I saw him several times over the summer. I won’t give you the whole looong story, but suffice to say, I became obsessed with getting him home. The problem was that he was very skiddish. If I even pulled the car over, he would run away.

The funniest sighting of him was when I saw him standing RIGHT NEXT TO THE TELEPHONE POLE WITH HIS MISSING POSTER ON IT! How defiant is that? I went through bags and bags of dog food, doggie treats, even raw hamburger, all of which I would throw out my car window when I’d spot him, hoping he’d associate my car with food. But he would run. I’d drive around and around the neighborhood. When I spotted him, I’d drive a way up the street, park my car, then walk back to that location, with my bag of food and a leash hanging over my shoulders. I’d hide behind trees. I’d call the owners on my cell phone to tell them that he was alive and well. They live about 25 miles away, so it was difficult for them to come every day. They got him (his name is Max) from a relative in Virginia. I think he had been abused and the relative rescued him. Why else would he be so skiddish? His owners had only had him for a month, and he hadn’t had the chance to get quite used to them. So, when they did spot him on their own searches, he wouldn’t come to them, either.

Two elderly women would see him in their back yards. I dropped off food for one of them. I wanted to keep him fed and in the area.

I spoke with one of the women a few weeks ago. Max hasn’t been seen in weeks. He would regularly come into her yard, she would put a dish of food out for him, he would take the entire dish to his secret hiding place, then return the emply dish. But he wouldn’t let her close enough to him to catch him. Now with winter here, I am worried about him. Especially because he’s not around. I look for him whenever I’m in the car. No sign whatsoever. All I wanted for Christmas was to get Max home to his family. And I just wanted one chance to bring Max into my home and feed him the can of Pedigree dog food I have waiting for him, to pet him, to smother him with kisses and hugs, to let him know that the crazy lady in the red Toyota who has been following him all summer is looking out for his best interests.

I don’t know what else to do. I checked the animal shelters in this area. No luck. Other beagles are there, but not him. Where could he be? How is he eating? Is he cold? Is he scared? Is he lonely? It breaks my heart.

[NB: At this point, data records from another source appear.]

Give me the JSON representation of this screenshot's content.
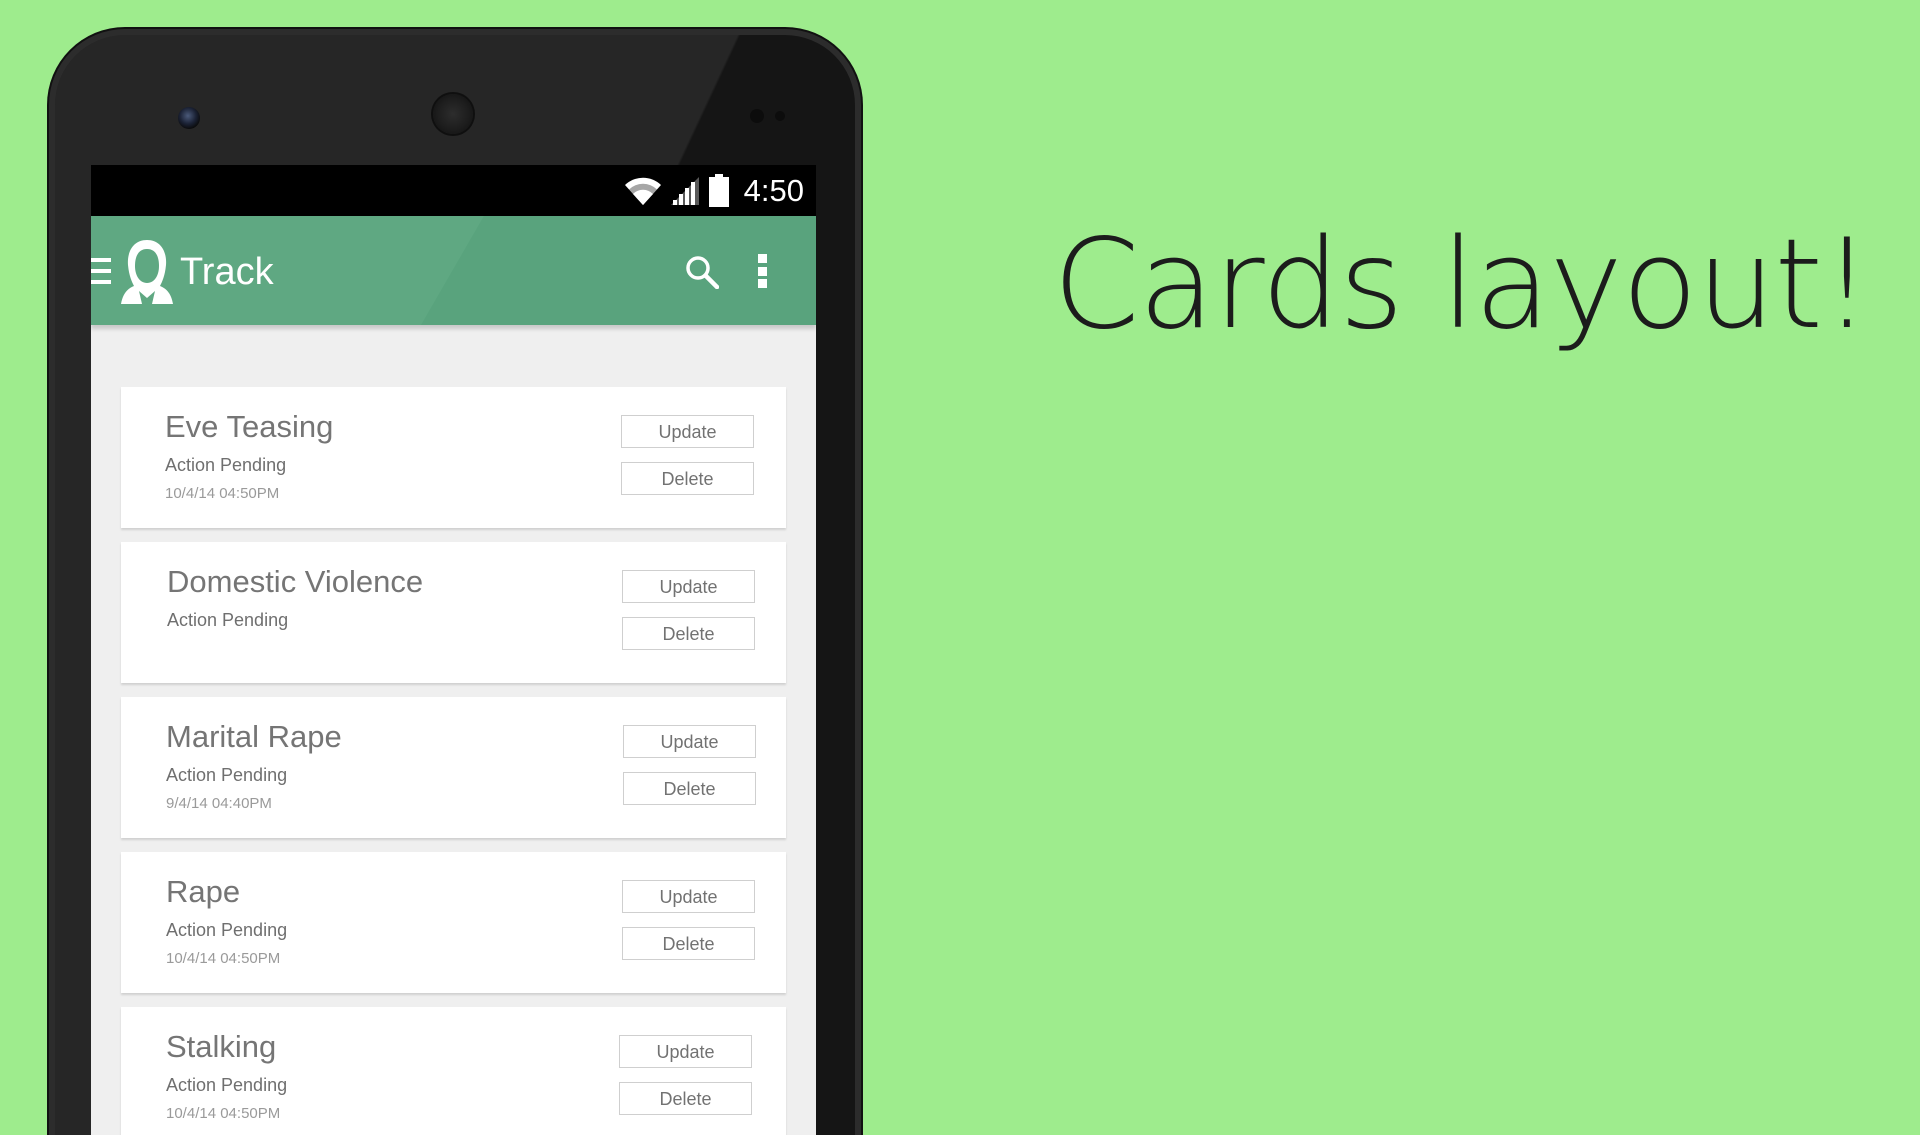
{
  "headline": "Cards layout!",
  "status_bar": {
    "time": "4:50"
  },
  "app_bar": {
    "title": "Track"
  },
  "cards": [
    {
      "title": "Eve Teasing",
      "status": "Action Pending",
      "date": "10/4/14 04:50PM",
      "update_label": "Update",
      "delete_label": "Delete"
    },
    {
      "title": "Domestic Violence",
      "status": "Action Pending",
      "date": "",
      "update_label": "Update",
      "delete_label": "Delete"
    },
    {
      "title": "Marital Rape",
      "status": "Action Pending",
      "date": "9/4/14 04:40PM",
      "update_label": "Update",
      "delete_label": "Delete"
    },
    {
      "title": "Rape",
      "status": "Action Pending",
      "date": "10/4/14 04:50PM",
      "update_label": "Update",
      "delete_label": "Delete"
    },
    {
      "title": "Stalking",
      "status": "Action Pending",
      "date": "10/4/14 04:50PM",
      "update_label": "Update",
      "delete_label": "Delete"
    }
  ],
  "colors": {
    "background": "#9eec8d",
    "app_bar": "#5fa882",
    "headline_text": "#1c1c1c"
  },
  "icons": [
    "wifi-icon",
    "cellular-signal-icon",
    "battery-icon",
    "menu-icon",
    "app-logo-icon",
    "search-icon",
    "overflow-menu-icon"
  ]
}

But, anyway, that’s why my friend gave me your book. If one thing comes out of this whole experience, it will be that I will adopt a dog. I must find the right dog, though, as I have a cat who is 12 years old. I’ve had her since she was a baby. She’s been the only one for all these years, and I won’t do anything to break her heart. I know she would never stand for having another cat in this household, but I did babysit for my friend’s dog one weekend a couple of years ago. Ginger, my cat, was somewhat aloof, but she didn’t freak out like she does when another cat comes around.

My hope in 2008 is to adopt a dog from a shelter. And when I do, I’ll send you a picture.

Please pray that I somehow find Max, dead or alive. I just want him to get home, even if home is across the rainbow bridge.

Thanks for taking the time to read my letter. Happy New Year to you and your family..your family meaning your wife, children, and your dogs.